Google may leave China in wake of hacker attacks
In a rare corporate rebuke of Asia’s economic superpower, Google Inc. on Tuesday said it might leave China and the country’s 350 million Internet users after it was the victim of a series of cyber attacks that originated from that nation.
According to Google, a “highly sophisticated” December attack on its main corporate computers resulted in “the theft of intellectual property.”
The company said it believed that a key goal of the attackers was to access the e-mail accounts of Chinese human rights activists, raising the possibility that China’s government not only may have hacked in to Google but also may have been using the company’s network to conduct political espionage.
“These attacks and the surveillance they have uncovered -- combined with the attempts over the past year to further limit free speech on the Web -- have led us to conclude that we should review the feasibility of our business operations in China,” said Google’s chief legal officer, David Drummond, in a blog post titled “A new approach to China.”
As part of the review, Google said it planned to end its practice of censoring search results in China. For years, Google has acquiesced to Chinese officials’ wishes by blocking access to information on politically sensitive topics such as the 1989 student uprising in Tiananmen Square.
The company said that over the next several weeks it would try to find a way to operate an uncensored search engine in China, if Chinese authorities approved.
If not, Google said it might pull the plug on its operations there.
“We recognize that this may well mean having to shut down Google.cn, and potentially our offices in China,” Drummond said.
Although Google has portrayed its threats to leave China as a humanitarian move, some analysts said the company might be reacting more to the damage it sustained from the security breach. One of the Internet giant’s most precious assets has been the perception that it can unfailingly protect the e-mails, documents and online habits of its hundreds of millions of users.
Chinese officials couldn’t be reached for comment, but in the past the government has defended its strict Internet policy and refuted accusations that it is responsible for cyber attacks.
Google has long had a rocky relationship with China, where censorship and marketing limitations have held it to a distant second behind China’s leading search engine, Baidu.com, which accounts for more than 60% of the market.

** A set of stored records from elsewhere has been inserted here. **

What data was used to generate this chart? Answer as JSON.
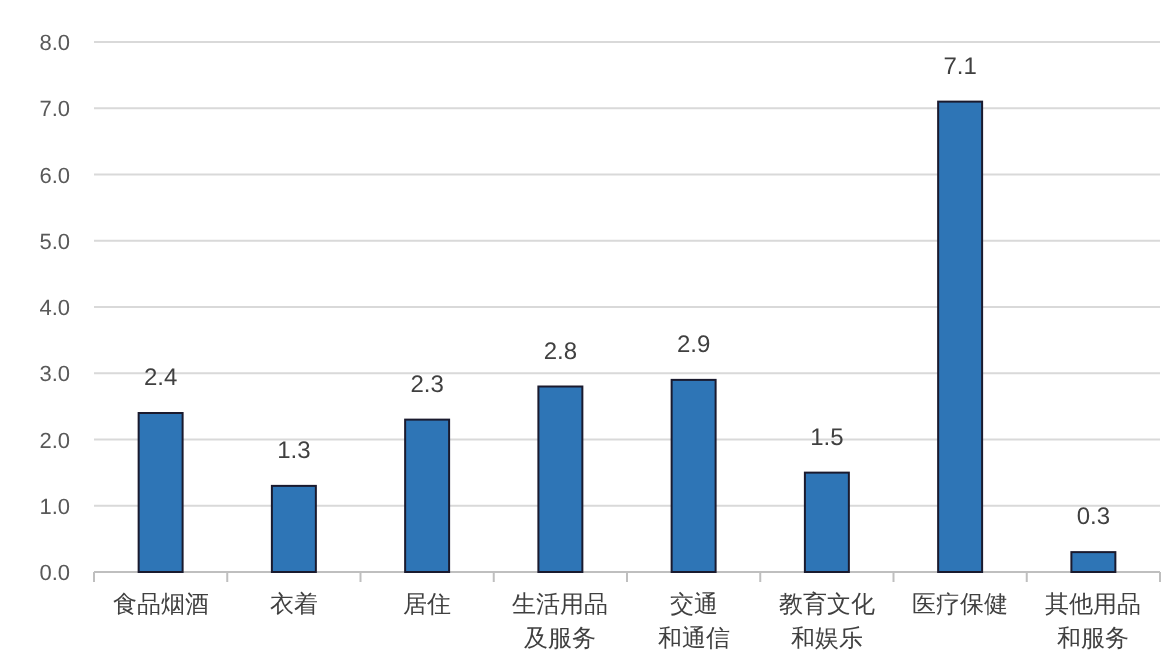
{
  "chart_data": {
    "type": "bar",
    "categories": [
      "食品烟酒",
      "衣着",
      "居住",
      "生活用品及服务",
      "交通和通信",
      "教育文化和娱乐",
      "医疗保健",
      "其他用品和服务"
    ],
    "values": [
      2.4,
      1.3,
      2.3,
      2.8,
      2.9,
      1.5,
      7.1,
      0.3
    ],
    "color": "#2e75b6",
    "ylim": [
      0,
      8
    ],
    "yticks": [
      {
        "value": 0,
        "label": "0.0"
      },
      {
        "value": 1,
        "label": "1.0"
      },
      {
        "value": 2,
        "label": "2.0"
      },
      {
        "value": 3,
        "label": "3.0"
      },
      {
        "value": 4,
        "label": "4.0"
      },
      {
        "value": 5,
        "label": "5.0"
      },
      {
        "value": 6,
        "label": "6.0"
      },
      {
        "value": 7,
        "label": "7.0"
      },
      {
        "value": 8,
        "label": "8.0"
      }
    ],
    "grid": "y",
    "data_labels": true
  }
}
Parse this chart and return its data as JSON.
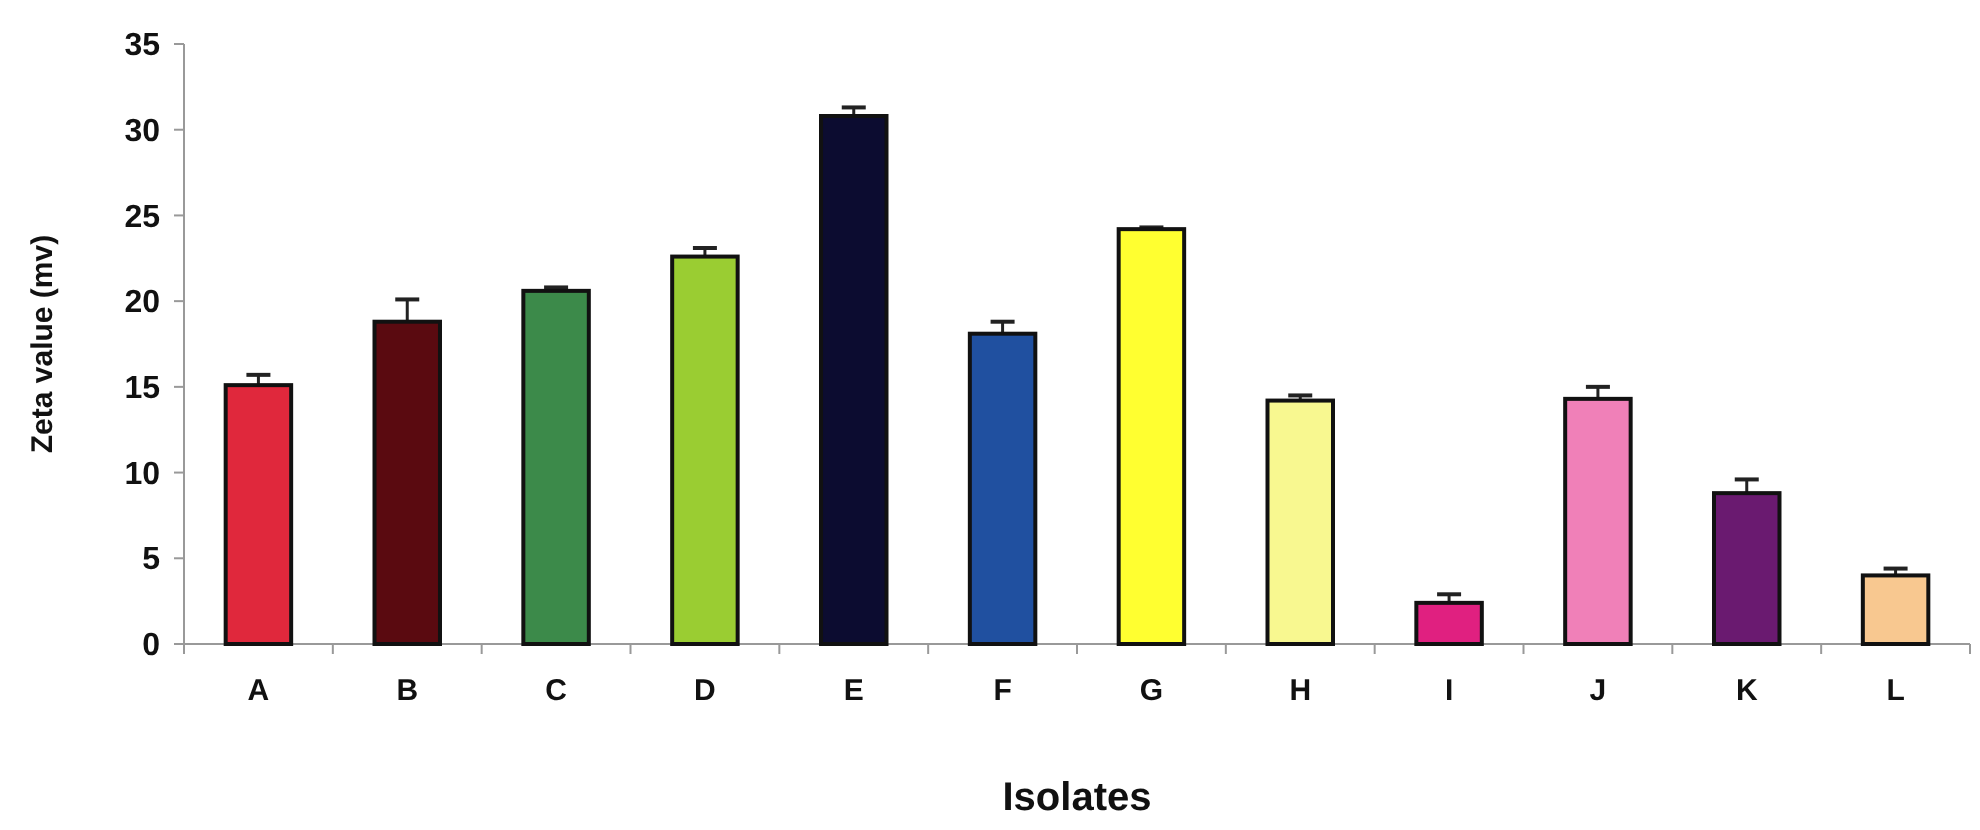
{
  "chart_data": {
    "type": "bar",
    "xlabel": "Isolates",
    "ylabel": "Zeta value (mv)",
    "categories": [
      "A",
      "B",
      "C",
      "D",
      "E",
      "F",
      "G",
      "H",
      "I",
      "J",
      "K",
      "L"
    ],
    "values": [
      15.1,
      18.8,
      20.6,
      22.6,
      30.8,
      18.1,
      24.2,
      14.2,
      2.4,
      14.3,
      8.8,
      4.0
    ],
    "errors": [
      0.6,
      1.3,
      0.2,
      0.5,
      0.5,
      0.7,
      0.1,
      0.3,
      0.5,
      0.7,
      0.8,
      0.4
    ],
    "colors": [
      "#e0283c",
      "#5a0a10",
      "#3c8a4a",
      "#9acd32",
      "#0c0c30",
      "#2050a0",
      "#ffff30",
      "#f8f890",
      "#e02080",
      "#f080b8",
      "#6a1a70",
      "#f8c890"
    ],
    "ylim": [
      0,
      35
    ],
    "yticks": [
      0,
      5,
      10,
      15,
      20,
      25,
      30,
      35
    ],
    "grid": false
  }
}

“If your two corporate mottoes are ‘Don’t be evil’ and ‘Organize the world’s information,’ you are bound to have trouble in China,” said Steve Weber, a political science professor at UC Berkeley. Still, he said, the choice to leave an emerging market the size of China could not be an easy one for Google.
Google officials said that the immediate financial effects would be “immaterial,” with China sales accounting for only a fraction of its $22 billion in annual revenue. But long-term prospects are considered huge for a country that may soon have a billion users of mobile phones and the Internet.
“This is the hardest decision any big global company has to make,” Weber said.
Indeed, it has taken a serious attack like the one last month to motivate Google to rethink its position in China, analysts said.
“For [Google] to really come to the conclusion that they needed to pull up stakes in China, this attack must have gone to the core,” said James Mulvenon, an expert on Chinese cyber warfare with Defense Group Inc.
The company said it was still investigating the breach and would not provide details on the nature of the intellectual property that was stolen.
Public interest groups lauded Google’s move to stop censoring search results.
China tightened its grip on the Internet last year, launching a war on pornography and illegal downloading that produced thousands of arrests and closed hundreds of websites. Many popular foreign sites such as Facebook and YouTube have been blocked by the so-called Great Firewall for months.
“While Google should never have agreed to censor search results in China in the first place, it is doing the right thing by ending the practice now,” said John Simpson of Consumer Watchdog.
But some security experts said they were skeptical that Google’s motives were purely altruistic.
“This comes off as very disingenuous,” said analyst John Pescatore of technology research firm Gartner Inc. He said Chinese-sponsored Internet attacks have been going on for years, and Google shouldn’t have been surprised by either industrial or political spying.
Instead, Pescatore said, the company may be more concerned that the attacks have compromised its image of having impermeable security. The company stores nearly all the data entrusted to it on a global network of servers referred to as “the cloud.”
“Should we trust Google to carry our e-mail in the cloud when they’ve had problems protecting their own infrastructure?” he said.
In the blog post, Google emphasized that it was not the only target of such attacks and that at least 20 other large companies from various industries had also been victimized. The company said it was notifying those firms and working with U.S. authorities on the issue.
Rep. Anna G. Eshoo (D-Palo Alto) commended Google for its cooperation with U.S. law enforcement officials and urged other companies with information on cyber criminals to come forward.
“These kind of attacks are unacceptable and undermine confidence in the global economy,” she said in a statement.
For its part, Google said it had stepped up security to reduce risks of similar breaches.
“We have taken significant steps since the attack to protect our system and our users,” a Google spokesman said. But he added, “No system is 100% secure.”
Times staff writer David Pierson in Beijing contributed to this report.